Seems that a local family desires to sell their home–at least according to the sign. Whatever enhanced value may come from the golf course amenity, the sellers’ view of one of their neighbor’s may provide a countervailing factor. As the sign says, “House For Sale By Owner Because My Neighbor’s A Douchebag!”

Those interested in knowing more (and who wouldn’t) can read about it and/or watch the local news story.

By: Rob Harris

The South Carolina Supreme Court has issued an opinion denying relief to a developer whose plans to build a community, including golf courses, was swamped by FEMA’s designation of much of the property as a floodway. When the developer failed to persuade the county to override the designation and permit development to occur, it sued, claiming the county had implemented an unconstitutional “taking” of the property.

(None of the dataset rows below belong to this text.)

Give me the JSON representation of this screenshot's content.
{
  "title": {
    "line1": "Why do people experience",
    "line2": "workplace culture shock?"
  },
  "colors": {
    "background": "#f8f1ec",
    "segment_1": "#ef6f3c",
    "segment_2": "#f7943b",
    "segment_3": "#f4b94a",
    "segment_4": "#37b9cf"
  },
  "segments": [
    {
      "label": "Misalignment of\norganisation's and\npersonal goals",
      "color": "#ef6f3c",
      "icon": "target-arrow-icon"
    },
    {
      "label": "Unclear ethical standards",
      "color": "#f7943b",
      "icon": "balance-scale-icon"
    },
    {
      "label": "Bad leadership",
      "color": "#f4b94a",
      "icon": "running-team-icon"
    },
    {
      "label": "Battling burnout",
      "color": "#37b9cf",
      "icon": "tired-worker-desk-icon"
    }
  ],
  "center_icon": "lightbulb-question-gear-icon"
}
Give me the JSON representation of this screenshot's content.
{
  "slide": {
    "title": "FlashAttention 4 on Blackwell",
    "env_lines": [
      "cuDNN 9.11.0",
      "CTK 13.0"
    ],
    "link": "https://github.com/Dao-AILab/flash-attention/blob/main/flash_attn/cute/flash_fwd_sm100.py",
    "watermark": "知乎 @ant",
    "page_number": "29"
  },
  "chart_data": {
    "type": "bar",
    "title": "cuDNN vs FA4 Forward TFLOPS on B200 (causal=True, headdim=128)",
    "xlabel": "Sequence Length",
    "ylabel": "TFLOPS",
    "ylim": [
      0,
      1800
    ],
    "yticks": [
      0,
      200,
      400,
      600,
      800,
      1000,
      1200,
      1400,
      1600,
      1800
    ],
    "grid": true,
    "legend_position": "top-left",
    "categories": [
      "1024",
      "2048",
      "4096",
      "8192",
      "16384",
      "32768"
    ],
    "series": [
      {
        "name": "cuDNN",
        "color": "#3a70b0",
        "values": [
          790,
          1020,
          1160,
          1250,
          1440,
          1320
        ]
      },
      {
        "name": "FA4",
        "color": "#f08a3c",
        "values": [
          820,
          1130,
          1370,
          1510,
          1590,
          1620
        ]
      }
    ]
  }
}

The opinion tracks the history in some detail. As to a prior potential purchaser, the court recounted:

“By the spring of 1998, Tee-To-Green, LLC, expressed interest in developing the property into a golf course and entered into a joint venture option agreement with Manning. During the contractual due-diligence period, Tee-To-Green ordered site plans, conducted environmental assessments and wetlands investigations, and commissioned an appraisal, which valued the property at $30 million; however, at some point during the due-diligence period, Tee-To-Green discovered FEMA was in the process of revising the flood map of Richland County and that the preliminary revised map was expected to reconfigure the regulatory floodway to include approximately 70% of the property. Ultimately, Tee-To-Green withdrew its option to purchase the property, as it was unable to obtain satisfactory assurances from the County that the levees could be upgraded in light of the imminent floodway designation. Tee-To-Green understood that the floodway designation thwarted its intended development and reduced the value of the property.”

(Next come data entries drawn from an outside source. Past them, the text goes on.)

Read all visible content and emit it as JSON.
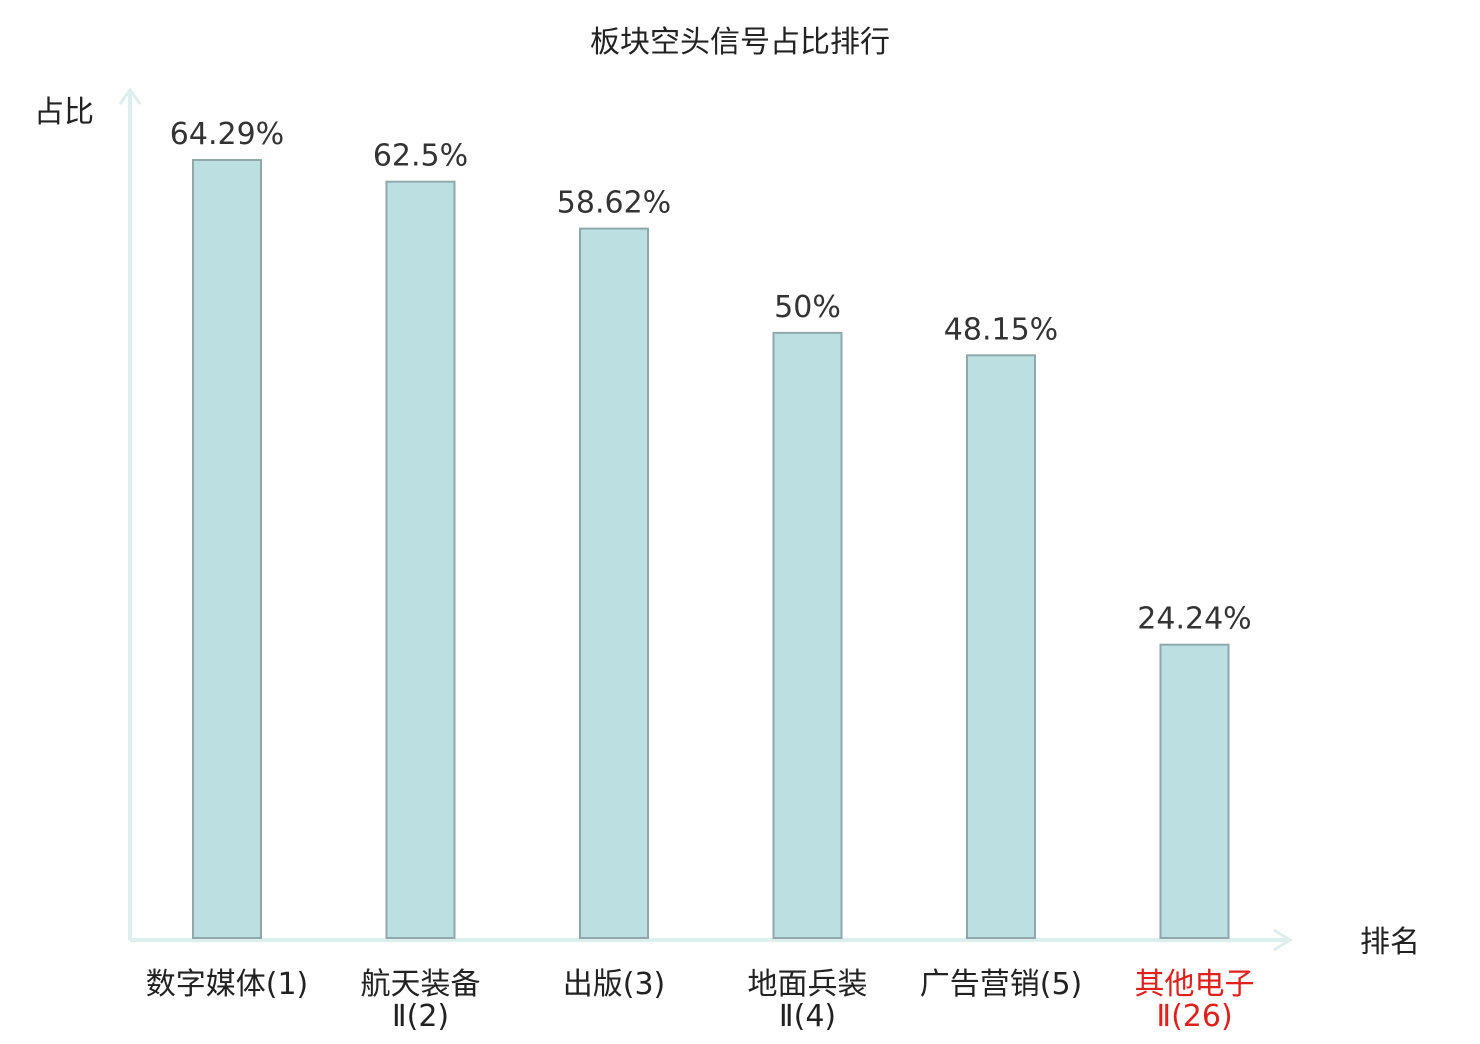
{
  "chart_data": {
    "type": "bar",
    "title": "板块空头信号占比排行",
    "ylabel": "占比",
    "xlabel": "排名",
    "categories": [
      [
        "数字媒体(1)"
      ],
      [
        "航天装备",
        "Ⅱ(2)"
      ],
      [
        "出版(3)"
      ],
      [
        "地面兵装",
        "Ⅱ(4)"
      ],
      [
        "广告营销(5)"
      ],
      [
        "其他电子",
        "Ⅱ(26)"
      ]
    ],
    "values": [
      64.29,
      62.5,
      58.62,
      50,
      48.15,
      24.24
    ],
    "value_labels": [
      "64.29%",
      "62.5%",
      "58.62%",
      "50%",
      "48.15%",
      "24.24%"
    ],
    "highlight_index": 5,
    "ylim": [
      0,
      70
    ],
    "grid": false,
    "legend": "none",
    "colors": {
      "bar_fill": "#bce0e2",
      "bar_stroke": "#8fa9ab",
      "axis": "#dcefed",
      "text": "#222222",
      "value_text": "#333333",
      "highlight": "#e0201b"
    }
  }
}
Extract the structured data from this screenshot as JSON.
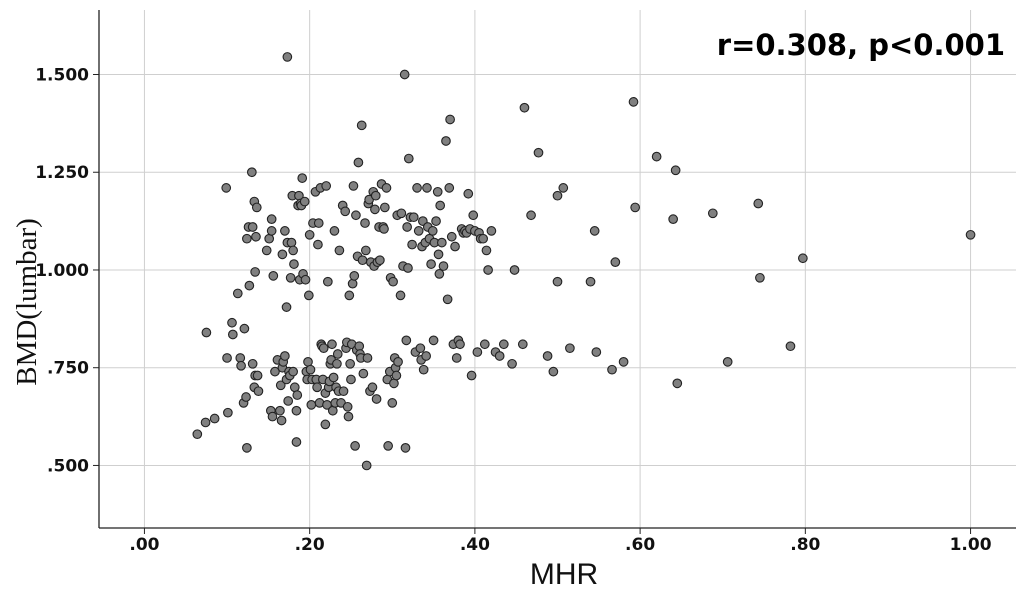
{
  "chart_data": {
    "type": "scatter",
    "title": "",
    "xlabel": "MHR",
    "ylabel": "BMD(lumbar)",
    "annotation": "r=0.308, p<0.001",
    "xlim": [
      -0.055,
      1.055
    ],
    "ylim": [
      0.34,
      1.665
    ],
    "xticks": [
      0.0,
      0.2,
      0.4,
      0.6,
      0.8,
      1.0
    ],
    "xtick_labels": [
      ".00",
      ".20",
      ".40",
      ".60",
      ".80",
      "1.00"
    ],
    "yticks": [
      0.5,
      0.75,
      1.0,
      1.25,
      1.5
    ],
    "ytick_labels": [
      ".500",
      ".750",
      "1.000",
      "1.250",
      "1.500"
    ],
    "grid": true,
    "marker_color": "#808080",
    "marker_edge": "#222222",
    "points": [
      [
        0.064,
        0.58
      ],
      [
        0.074,
        0.61
      ],
      [
        0.075,
        0.84
      ],
      [
        0.085,
        0.62
      ],
      [
        0.099,
        1.21
      ],
      [
        0.1,
        0.775
      ],
      [
        0.101,
        0.635
      ],
      [
        0.106,
        0.865
      ],
      [
        0.107,
        0.835
      ],
      [
        0.113,
        0.94
      ],
      [
        0.116,
        0.775
      ],
      [
        0.117,
        0.755
      ],
      [
        0.12,
        0.66
      ],
      [
        0.121,
        0.85
      ],
      [
        0.123,
        0.675
      ],
      [
        0.124,
        1.08
      ],
      [
        0.124,
        0.545
      ],
      [
        0.126,
        1.11
      ],
      [
        0.127,
        0.96
      ],
      [
        0.13,
        1.25
      ],
      [
        0.131,
        1.11
      ],
      [
        0.131,
        0.76
      ],
      [
        0.133,
        0.7
      ],
      [
        0.133,
        1.175
      ],
      [
        0.134,
        0.995
      ],
      [
        0.134,
        0.73
      ],
      [
        0.135,
        1.085
      ],
      [
        0.136,
        1.16
      ],
      [
        0.137,
        0.73
      ],
      [
        0.138,
        0.69
      ],
      [
        0.148,
        1.05
      ],
      [
        0.151,
        1.08
      ],
      [
        0.153,
        0.64
      ],
      [
        0.154,
        1.1
      ],
      [
        0.154,
        1.13
      ],
      [
        0.155,
        0.625
      ],
      [
        0.156,
        0.985
      ],
      [
        0.158,
        0.74
      ],
      [
        0.161,
        0.77
      ],
      [
        0.164,
        0.64
      ],
      [
        0.165,
        0.705
      ],
      [
        0.166,
        0.615
      ],
      [
        0.167,
        0.75
      ],
      [
        0.167,
        1.04
      ],
      [
        0.168,
        0.765
      ],
      [
        0.17,
        1.1
      ],
      [
        0.17,
        0.78
      ],
      [
        0.172,
        0.905
      ],
      [
        0.172,
        0.72
      ],
      [
        0.173,
        1.545
      ],
      [
        0.173,
        1.07
      ],
      [
        0.174,
        0.665
      ],
      [
        0.175,
        0.74
      ],
      [
        0.176,
        0.73
      ],
      [
        0.177,
        0.98
      ],
      [
        0.178,
        1.07
      ],
      [
        0.179,
        1.19
      ],
      [
        0.18,
        1.05
      ],
      [
        0.18,
        0.74
      ],
      [
        0.181,
        1.015
      ],
      [
        0.182,
        0.7
      ],
      [
        0.184,
        0.56
      ],
      [
        0.184,
        0.64
      ],
      [
        0.185,
        0.68
      ],
      [
        0.186,
        1.165
      ],
      [
        0.187,
        1.19
      ],
      [
        0.188,
        0.975
      ],
      [
        0.189,
        1.17
      ],
      [
        0.19,
        1.165
      ],
      [
        0.191,
        1.235
      ],
      [
        0.192,
        0.99
      ],
      [
        0.194,
        1.175
      ],
      [
        0.195,
        0.975
      ],
      [
        0.196,
        0.74
      ],
      [
        0.197,
        0.72
      ],
      [
        0.198,
        0.765
      ],
      [
        0.199,
        0.935
      ],
      [
        0.2,
        1.09
      ],
      [
        0.201,
        0.745
      ],
      [
        0.202,
        0.655
      ],
      [
        0.203,
        0.72
      ],
      [
        0.204,
        1.12
      ],
      [
        0.207,
        1.2
      ],
      [
        0.208,
        0.72
      ],
      [
        0.209,
        0.7
      ],
      [
        0.21,
        1.065
      ],
      [
        0.211,
        1.12
      ],
      [
        0.212,
        0.66
      ],
      [
        0.213,
        1.21
      ],
      [
        0.214,
        0.81
      ],
      [
        0.215,
        0.805
      ],
      [
        0.216,
        0.72
      ],
      [
        0.217,
        0.8
      ],
      [
        0.219,
        0.605
      ],
      [
        0.219,
        0.685
      ],
      [
        0.22,
        1.215
      ],
      [
        0.221,
        0.655
      ],
      [
        0.222,
        0.97
      ],
      [
        0.223,
        0.7
      ],
      [
        0.224,
        0.715
      ],
      [
        0.225,
        0.76
      ],
      [
        0.226,
        0.77
      ],
      [
        0.227,
        0.81
      ],
      [
        0.228,
        0.64
      ],
      [
        0.229,
        0.725
      ],
      [
        0.23,
        1.1
      ],
      [
        0.231,
        0.66
      ],
      [
        0.232,
        0.7
      ],
      [
        0.233,
        0.76
      ],
      [
        0.234,
        0.785
      ],
      [
        0.235,
        0.69
      ],
      [
        0.236,
        1.05
      ],
      [
        0.238,
        0.66
      ],
      [
        0.24,
        1.165
      ],
      [
        0.241,
        0.69
      ],
      [
        0.243,
        1.15
      ],
      [
        0.244,
        0.8
      ],
      [
        0.245,
        0.815
      ],
      [
        0.246,
        0.65
      ],
      [
        0.247,
        0.625
      ],
      [
        0.248,
        0.935
      ],
      [
        0.249,
        0.76
      ],
      [
        0.25,
        0.72
      ],
      [
        0.251,
        0.81
      ],
      [
        0.252,
        0.965
      ],
      [
        0.253,
        1.215
      ],
      [
        0.254,
        0.985
      ],
      [
        0.255,
        0.55
      ],
      [
        0.256,
        1.14
      ],
      [
        0.257,
        0.795
      ],
      [
        0.258,
        1.035
      ],
      [
        0.259,
        1.275
      ],
      [
        0.26,
        0.805
      ],
      [
        0.261,
        0.785
      ],
      [
        0.262,
        0.775
      ],
      [
        0.263,
        1.37
      ],
      [
        0.264,
        1.025
      ],
      [
        0.265,
        0.735
      ],
      [
        0.267,
        1.12
      ],
      [
        0.268,
        1.05
      ],
      [
        0.269,
        0.5
      ],
      [
        0.27,
        0.775
      ],
      [
        0.271,
        1.17
      ],
      [
        0.272,
        1.18
      ],
      [
        0.273,
        0.69
      ],
      [
        0.274,
        1.02
      ],
      [
        0.276,
        0.7
      ],
      [
        0.277,
        1.2
      ],
      [
        0.278,
        1.01
      ],
      [
        0.279,
        1.155
      ],
      [
        0.28,
        1.19
      ],
      [
        0.281,
        0.67
      ],
      [
        0.282,
        1.02
      ],
      [
        0.284,
        1.11
      ],
      [
        0.285,
        1.025
      ],
      [
        0.287,
        1.22
      ],
      [
        0.289,
        1.11
      ],
      [
        0.29,
        1.105
      ],
      [
        0.291,
        1.16
      ],
      [
        0.293,
        1.21
      ],
      [
        0.294,
        0.72
      ],
      [
        0.295,
        0.55
      ],
      [
        0.297,
        0.74
      ],
      [
        0.298,
        0.98
      ],
      [
        0.3,
        0.66
      ],
      [
        0.301,
        0.97
      ],
      [
        0.302,
        0.71
      ],
      [
        0.303,
        0.775
      ],
      [
        0.304,
        0.75
      ],
      [
        0.305,
        0.73
      ],
      [
        0.306,
        1.14
      ],
      [
        0.307,
        0.765
      ],
      [
        0.31,
        0.935
      ],
      [
        0.311,
        1.145
      ],
      [
        0.313,
        1.01
      ],
      [
        0.315,
        1.5
      ],
      [
        0.316,
        0.545
      ],
      [
        0.317,
        0.82
      ],
      [
        0.318,
        1.11
      ],
      [
        0.319,
        1.005
      ],
      [
        0.32,
        1.285
      ],
      [
        0.322,
        1.135
      ],
      [
        0.324,
        1.065
      ],
      [
        0.326,
        1.135
      ],
      [
        0.328,
        0.79
      ],
      [
        0.33,
        1.21
      ],
      [
        0.332,
        1.1
      ],
      [
        0.334,
        0.8
      ],
      [
        0.335,
        0.77
      ],
      [
        0.336,
        1.06
      ],
      [
        0.337,
        1.125
      ],
      [
        0.338,
        0.745
      ],
      [
        0.34,
        1.07
      ],
      [
        0.341,
        0.78
      ],
      [
        0.342,
        1.21
      ],
      [
        0.343,
        1.11
      ],
      [
        0.345,
        1.08
      ],
      [
        0.347,
        1.015
      ],
      [
        0.349,
        1.1
      ],
      [
        0.35,
        0.82
      ],
      [
        0.351,
        1.07
      ],
      [
        0.353,
        1.125
      ],
      [
        0.355,
        1.2
      ],
      [
        0.356,
        1.04
      ],
      [
        0.357,
        0.99
      ],
      [
        0.358,
        1.165
      ],
      [
        0.36,
        1.07
      ],
      [
        0.362,
        1.01
      ],
      [
        0.365,
        1.33
      ],
      [
        0.367,
        0.925
      ],
      [
        0.369,
        1.21
      ],
      [
        0.37,
        1.385
      ],
      [
        0.372,
        1.085
      ],
      [
        0.374,
        0.81
      ],
      [
        0.376,
        1.06
      ],
      [
        0.378,
        0.775
      ],
      [
        0.38,
        0.82
      ],
      [
        0.382,
        0.81
      ],
      [
        0.384,
        1.105
      ],
      [
        0.386,
        1.095
      ],
      [
        0.388,
        1.1
      ],
      [
        0.39,
        1.095
      ],
      [
        0.392,
        1.195
      ],
      [
        0.394,
        1.105
      ],
      [
        0.396,
        0.73
      ],
      [
        0.398,
        1.14
      ],
      [
        0.4,
        1.1
      ],
      [
        0.403,
        0.79
      ],
      [
        0.405,
        1.095
      ],
      [
        0.407,
        1.08
      ],
      [
        0.41,
        1.08
      ],
      [
        0.412,
        0.81
      ],
      [
        0.414,
        1.05
      ],
      [
        0.416,
        1.0
      ],
      [
        0.42,
        1.1
      ],
      [
        0.425,
        0.79
      ],
      [
        0.43,
        0.78
      ],
      [
        0.435,
        0.81
      ],
      [
        0.445,
        0.76
      ],
      [
        0.448,
        1.0
      ],
      [
        0.458,
        0.81
      ],
      [
        0.46,
        1.415
      ],
      [
        0.468,
        1.14
      ],
      [
        0.477,
        1.3
      ],
      [
        0.488,
        0.78
      ],
      [
        0.495,
        0.74
      ],
      [
        0.5,
        0.97
      ],
      [
        0.5,
        1.19
      ],
      [
        0.507,
        1.21
      ],
      [
        0.515,
        0.8
      ],
      [
        0.54,
        0.97
      ],
      [
        0.545,
        1.1
      ],
      [
        0.547,
        0.79
      ],
      [
        0.566,
        0.745
      ],
      [
        0.57,
        1.02
      ],
      [
        0.58,
        0.765
      ],
      [
        0.592,
        1.43
      ],
      [
        0.594,
        1.16
      ],
      [
        0.62,
        1.29
      ],
      [
        0.64,
        1.13
      ],
      [
        0.643,
        1.255
      ],
      [
        0.645,
        0.71
      ],
      [
        0.688,
        1.145
      ],
      [
        0.706,
        0.765
      ],
      [
        0.743,
        1.17
      ],
      [
        0.745,
        0.98
      ],
      [
        0.782,
        0.805
      ],
      [
        0.797,
        1.03
      ],
      [
        1.0,
        1.09
      ]
    ]
  }
}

The developer that ultimately purchased the property had even grander ideas. According to the court,

“Shortly after closing, Columbia Venture announced its plans for a $1 billion development on the property, which it called Green Diamond. The initial Green Diamond plans included residential uses, golf courses, an outlet mall, restaurants,hotels, offices, retail businesses, a research and development park, a retirement village, a theme park, and a wildlife expo, all to be constructed within the Congaree River floodplain.”

For the court, the legal issue was simple. While acknowledging that “government-induced flooding may, in some circumstances, constitute a taking that would justify compensation under the Takings Clause [of the constitution,… for flooding to amount to a taking, there must be a causal connection between the challenged government act and the increased flooding.” Here, of course, there was no such thing, but rather only a redesignation by FEMA that the property was in a floodway.